Hey, remember this one? Really takes you back, right?
Sigh. How disconcerting to arrive at the point where the songs still filed under “Modern” in your great big mental Rolodex o’ Tunes are now being classified as “golden oldies”…
…and anybody younger than dirt goes “what’s a Rolodex?”
Dream Academy burst briefly on to the scene in the mid-1980s, and scored a global hit with the attached, written by band members Nick Laird-Clowes and Gilbert Gabriel. Like so many other groups that have happened to produce a song with a complicated arrangement featuring a few “classical” instruments, they were labelled “Beatle-esque”, and I guess you can hear a hint of Penny Lane in there somewhere, if you try. Plus, they mention the Beatles in the lyrics. Perhaps we could call it “Beatles-inspired”, or “Beatles-adjacent”. In any case the song was expressly dedicated not to the Fab Four, but to Nick Drake, which might seem a little odd, since Drake was brought up in a little town near Birmingham, nestled squarely within England’s midlands, but it wasn’t meant to be about Nick; it was just that when they were writing it, something in the emerging melody of the verse reminded them of him, perhaps because at the time, Laird-Clowes was actually strumming on a guitar Drake had once owned (so he claims, anyway). The inspiration arose from the impressions garnered by Laird-Clowes while he was working on a music TV show called The Tube, then being produced in (the indeed very northern) Newcastle:
The lyric emerged because I was an early presenter on The Tube and Geoff Wonfor, who went on to shoot The Beatles Anthology series, showed me the long lines of people unemployed and the shipyards that were closed down. That’s what ‘Life in Northern Town’ is really all about.
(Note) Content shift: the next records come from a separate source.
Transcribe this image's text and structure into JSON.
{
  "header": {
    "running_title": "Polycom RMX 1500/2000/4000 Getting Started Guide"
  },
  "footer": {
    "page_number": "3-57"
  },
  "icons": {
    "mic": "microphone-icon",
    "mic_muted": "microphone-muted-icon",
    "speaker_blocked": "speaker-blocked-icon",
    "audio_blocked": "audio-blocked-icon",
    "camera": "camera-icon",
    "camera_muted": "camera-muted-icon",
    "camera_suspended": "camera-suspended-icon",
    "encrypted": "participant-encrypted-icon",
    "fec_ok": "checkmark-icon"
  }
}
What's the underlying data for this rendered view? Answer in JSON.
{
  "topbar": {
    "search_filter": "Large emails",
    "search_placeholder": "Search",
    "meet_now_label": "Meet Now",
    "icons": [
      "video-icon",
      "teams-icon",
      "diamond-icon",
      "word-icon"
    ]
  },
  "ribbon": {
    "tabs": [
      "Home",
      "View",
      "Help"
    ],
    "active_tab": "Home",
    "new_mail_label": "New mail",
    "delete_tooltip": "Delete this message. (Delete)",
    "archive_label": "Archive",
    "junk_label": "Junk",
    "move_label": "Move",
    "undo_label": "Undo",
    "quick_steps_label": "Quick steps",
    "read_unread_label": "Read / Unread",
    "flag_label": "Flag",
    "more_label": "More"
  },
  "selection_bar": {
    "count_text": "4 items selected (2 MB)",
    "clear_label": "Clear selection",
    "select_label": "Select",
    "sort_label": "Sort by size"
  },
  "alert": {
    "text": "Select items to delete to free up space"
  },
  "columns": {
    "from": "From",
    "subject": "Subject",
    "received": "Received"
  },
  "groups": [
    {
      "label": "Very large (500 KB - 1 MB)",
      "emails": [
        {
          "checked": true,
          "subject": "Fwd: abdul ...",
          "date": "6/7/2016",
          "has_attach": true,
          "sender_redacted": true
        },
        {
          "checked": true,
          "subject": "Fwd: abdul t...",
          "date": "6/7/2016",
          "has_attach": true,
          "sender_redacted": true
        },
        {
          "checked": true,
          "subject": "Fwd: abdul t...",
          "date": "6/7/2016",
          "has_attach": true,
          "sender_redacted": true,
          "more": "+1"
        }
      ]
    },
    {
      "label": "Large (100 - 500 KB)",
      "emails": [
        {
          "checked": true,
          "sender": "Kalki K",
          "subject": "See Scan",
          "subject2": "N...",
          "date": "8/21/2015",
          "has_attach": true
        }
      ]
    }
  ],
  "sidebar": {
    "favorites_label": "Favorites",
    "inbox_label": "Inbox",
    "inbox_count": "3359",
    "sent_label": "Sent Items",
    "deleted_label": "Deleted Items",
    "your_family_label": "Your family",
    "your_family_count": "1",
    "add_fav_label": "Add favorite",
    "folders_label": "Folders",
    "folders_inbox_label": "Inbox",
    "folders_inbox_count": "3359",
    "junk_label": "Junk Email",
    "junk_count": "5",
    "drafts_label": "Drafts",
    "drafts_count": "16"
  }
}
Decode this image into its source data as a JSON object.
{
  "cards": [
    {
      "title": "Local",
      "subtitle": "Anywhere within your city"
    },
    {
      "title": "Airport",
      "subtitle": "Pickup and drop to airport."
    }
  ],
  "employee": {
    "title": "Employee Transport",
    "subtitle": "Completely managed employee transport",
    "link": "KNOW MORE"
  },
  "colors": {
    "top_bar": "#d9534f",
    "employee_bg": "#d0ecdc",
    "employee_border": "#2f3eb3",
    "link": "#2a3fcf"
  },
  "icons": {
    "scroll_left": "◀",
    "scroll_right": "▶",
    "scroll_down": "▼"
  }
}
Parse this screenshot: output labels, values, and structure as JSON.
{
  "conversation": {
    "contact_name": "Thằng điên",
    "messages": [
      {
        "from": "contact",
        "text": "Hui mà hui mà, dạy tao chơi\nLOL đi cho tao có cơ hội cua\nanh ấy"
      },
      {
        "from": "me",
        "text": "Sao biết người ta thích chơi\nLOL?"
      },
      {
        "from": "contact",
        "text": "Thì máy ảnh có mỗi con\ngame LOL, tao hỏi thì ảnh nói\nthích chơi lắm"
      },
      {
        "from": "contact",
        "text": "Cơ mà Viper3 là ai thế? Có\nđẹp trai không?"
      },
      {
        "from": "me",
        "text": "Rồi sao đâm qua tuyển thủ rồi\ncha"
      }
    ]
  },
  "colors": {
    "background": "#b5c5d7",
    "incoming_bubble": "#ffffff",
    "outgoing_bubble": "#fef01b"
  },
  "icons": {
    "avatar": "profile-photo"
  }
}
The mood certainly seems suited to a rather rain-drenched, nostalgic melancholy, as experienced by listless, jobless folk who remember better days, an impression enhanced by the video, with its damp and dreary exterior shots. The Beatles reference seems intended to hark back to a bygone era when the air seemed full of energy and promise, and the country emerged for a little while from its post-war torpor, only to settle right back into the gloom as the years sped by, at least up Newcastle way.
Curiously, given the arrangement’s emphasis on booming timpani, their label was reluctant to release Life in a Northern Town until more drums were layered into the mix. The group stood its ground, and listening today, it’s hard to imagine what it was the record executives wanted, exactly, or what the song would have sounded like if they’d gotten it. Maybe they wanted it to seem more danceable, like the club-friendly tracks then being produced by so many of their Eighties contemporaries, which often featured the distinctive sound of electronic drums (remember those flat hexagonal plates that the big-haired drummers used to club)? It won’t sell if you can’t dance to it, right?
Record company guys in their suits, and their artistic opinions. I ask you.